Authorities are awaiting autopsy results to learn the cause of Archbold’s death. “It was the damndest thing,” said one sheriff’s officer. “One minute the guy is fine and gulping-down cockroaches and worms, and the next he’s dead. It’s tough to figure.”
Now and then you just have to get down on your knees, raise your hands to the sky, and in your best Charlton Heston growl scream “DAMN YOU ALL TO HELL!”
Authorities are investigating the death of an Oregon farmer who was apparently eaten by his own hogs. When the man did not return from the morning hog feeding, a family member went to look for him.

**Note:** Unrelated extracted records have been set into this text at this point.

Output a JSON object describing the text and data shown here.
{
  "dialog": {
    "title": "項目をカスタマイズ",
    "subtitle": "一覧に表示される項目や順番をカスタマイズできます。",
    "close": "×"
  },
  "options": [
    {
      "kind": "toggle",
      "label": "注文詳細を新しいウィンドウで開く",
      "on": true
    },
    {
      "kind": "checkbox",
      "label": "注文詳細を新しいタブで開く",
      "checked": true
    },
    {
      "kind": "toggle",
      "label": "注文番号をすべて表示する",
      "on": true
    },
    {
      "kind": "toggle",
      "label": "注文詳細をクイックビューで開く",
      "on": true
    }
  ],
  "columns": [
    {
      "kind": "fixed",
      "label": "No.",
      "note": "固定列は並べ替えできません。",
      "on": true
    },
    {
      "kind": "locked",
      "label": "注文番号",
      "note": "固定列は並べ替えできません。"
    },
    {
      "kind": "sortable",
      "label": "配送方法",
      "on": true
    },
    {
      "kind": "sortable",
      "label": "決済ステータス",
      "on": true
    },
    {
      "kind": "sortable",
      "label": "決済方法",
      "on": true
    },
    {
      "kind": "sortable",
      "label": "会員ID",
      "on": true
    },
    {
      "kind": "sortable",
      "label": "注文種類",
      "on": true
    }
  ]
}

All they found in the pig pen were his dentures, a few body parts, and some tight-lipped pigs.
“We’ve got our suspicions” said a police investigator assigned to the case. “One of the hogs was heard saying ‘it’s him or us!’ shortly before the incident.”

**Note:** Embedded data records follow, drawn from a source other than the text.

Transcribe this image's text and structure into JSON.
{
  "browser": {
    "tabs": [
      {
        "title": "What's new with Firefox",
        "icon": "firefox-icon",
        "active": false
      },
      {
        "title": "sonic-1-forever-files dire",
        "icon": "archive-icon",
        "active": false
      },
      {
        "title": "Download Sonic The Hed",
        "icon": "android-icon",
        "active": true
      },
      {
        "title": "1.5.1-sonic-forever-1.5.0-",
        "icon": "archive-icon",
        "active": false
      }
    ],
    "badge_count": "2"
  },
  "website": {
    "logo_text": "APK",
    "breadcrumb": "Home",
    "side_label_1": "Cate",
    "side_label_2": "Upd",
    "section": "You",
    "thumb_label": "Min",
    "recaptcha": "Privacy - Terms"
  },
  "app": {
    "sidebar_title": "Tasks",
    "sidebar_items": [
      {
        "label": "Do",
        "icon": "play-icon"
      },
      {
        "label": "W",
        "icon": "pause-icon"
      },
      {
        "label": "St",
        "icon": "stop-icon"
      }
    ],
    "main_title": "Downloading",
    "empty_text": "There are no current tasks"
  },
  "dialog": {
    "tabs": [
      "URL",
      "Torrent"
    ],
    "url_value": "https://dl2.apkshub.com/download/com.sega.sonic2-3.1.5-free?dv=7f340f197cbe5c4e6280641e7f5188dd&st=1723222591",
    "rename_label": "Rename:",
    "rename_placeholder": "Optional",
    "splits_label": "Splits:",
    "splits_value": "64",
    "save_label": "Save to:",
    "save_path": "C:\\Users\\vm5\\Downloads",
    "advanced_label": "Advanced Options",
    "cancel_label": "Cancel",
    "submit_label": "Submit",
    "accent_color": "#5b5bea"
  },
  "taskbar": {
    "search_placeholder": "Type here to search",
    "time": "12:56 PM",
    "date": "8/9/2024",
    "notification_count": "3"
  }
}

A challenge posed by Mind Bender on Google+ – here are all the ones I could think of:
“Something About Bacon”
“Meet The Bacon”
“Rambo: First Bacon”
“Babe: Bacon In the City”
“The Dark Bacon Rises”
“Monty Python’s Life Of Bacon”
“Never Say Bacon Again”
“From Russia With Bacon”
“Indiana Jones And The Bacon Of Doom”
“The Empire Strikes Bacon”
“Close Encounters Of The Bacon Kind”
“2001: A Bacon Odyssey”
“Oh Bacon Where Art Thou?”
“High Plains Bacon”
“Hard Day’s Bacon”
“Manhattan Bacon Mystery”
“Dead Bacon Walking”
“Around the Bacon In 80 Days”
“The Bacon Of The Roman Empire”
“Some Like It Bacon”
“Those Magnificent Men In Their Bacon Machines”

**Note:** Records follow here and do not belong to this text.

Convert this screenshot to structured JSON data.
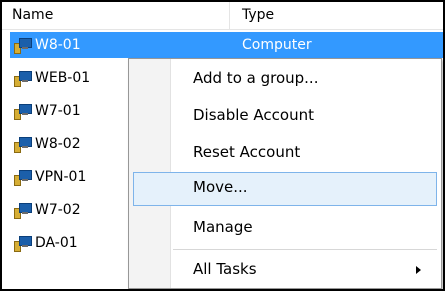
{
  "columns": {
    "name": "Name",
    "type": "Type"
  },
  "rows": [
    {
      "name": "W8-01",
      "type": "Computer",
      "selected": true
    },
    {
      "name": "WEB-01",
      "type": ""
    },
    {
      "name": "W7-01",
      "type": ""
    },
    {
      "name": "W8-02",
      "type": ""
    },
    {
      "name": "VPN-01",
      "type": ""
    },
    {
      "name": "W7-02",
      "type": ""
    },
    {
      "name": "DA-01",
      "type": ""
    }
  ],
  "menu": {
    "items": [
      {
        "label": "Add to a group..."
      },
      {
        "label": "Disable Account"
      },
      {
        "label": "Reset Account"
      },
      {
        "label": "Move...",
        "highlighted": true
      },
      {
        "label": "Manage"
      },
      {
        "label": "All Tasks",
        "submenu": true
      }
    ]
  },
  "colors": {
    "selection": "#3399ff",
    "menu_hover": "#e5f1fb",
    "menu_hover_border": "#7eb4ea"
  },
  "icons": {
    "row_icon": "computer-icon",
    "submenu": "chevron-right-icon"
  }
}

“Journey To The Center Of The Bacon”
“20,000 Leagues Under The Bacon”
“Bacon and The Tramp”
“The Sword In The Bacon”
“It’s A Bacon, Bacon, Bacon, Bacon World”
“Bacon Of The Antarctic”
“The Abominable Snow Bacon”
“Day The Bacon Stood Still”
“When Bacon Collides”
“Bacon And the Argonauts”
“The Lord Of The Rings: Fellowship Of The Bacon”
“The Lord Of The Rings: The Bacon Towers”
“The Lord Of The Rings: The Return Of The Bacon”
“How To Marry A Baconnaire”
“The Maltese Bacon”
“Chitty Chitty Bacon Bacon”
“Bye Bye Bacon”
“The Bacon Thief”
“Bacon Of A Nation”
“Bacon The Barbarian”
“Bacon Of The Magnificent Seven”
“Bring Me The Bacon Of Alfredo Garcia”
“A Streetcar Named Bacon”
“Teahouse Of The August Bacon”
At least one passenger was concerned when they saw a part of the wing missing on an Alaska Airlines flight, and the words “We know about this” scrawled beside the apparent damage. A spokesperson for the Seattle-based airline said there was no danger, and the note was drawn on the wing by ground crew personnel to let the flight crew know about an approved trim repair to the corner flap on the right wing.
Which leaves the only unanswered question: why is a company called “Alaska Airlines” based in a city in Washington State?
Did I forget to mention we were taking a week off? I did forget, didn’t I.
Uh – we took a week off. Regular stupidity starts again tomorrow.
The U.S. Department of Transportation is considering new guidelines that will allow service animals to accompany their owners on commercial flights. Under the new rules pigs, miniature horses, and monkeys will be allowed to travel in the passenger cabin.
The Royal Canadian Mounted Police have retrieved a memory card that may contain evidence in the death of a woman who fell from a hang glider. Lenami Godinez-Avila fell hundreds of feet to her death during a tandem hang-gliding flight with an instructor. William Jonathan Orders, 50, the hang gliding instructor who was arrested and charged with obstructing justice, apparently removed the memory card from an on-board video camera and swallowed it.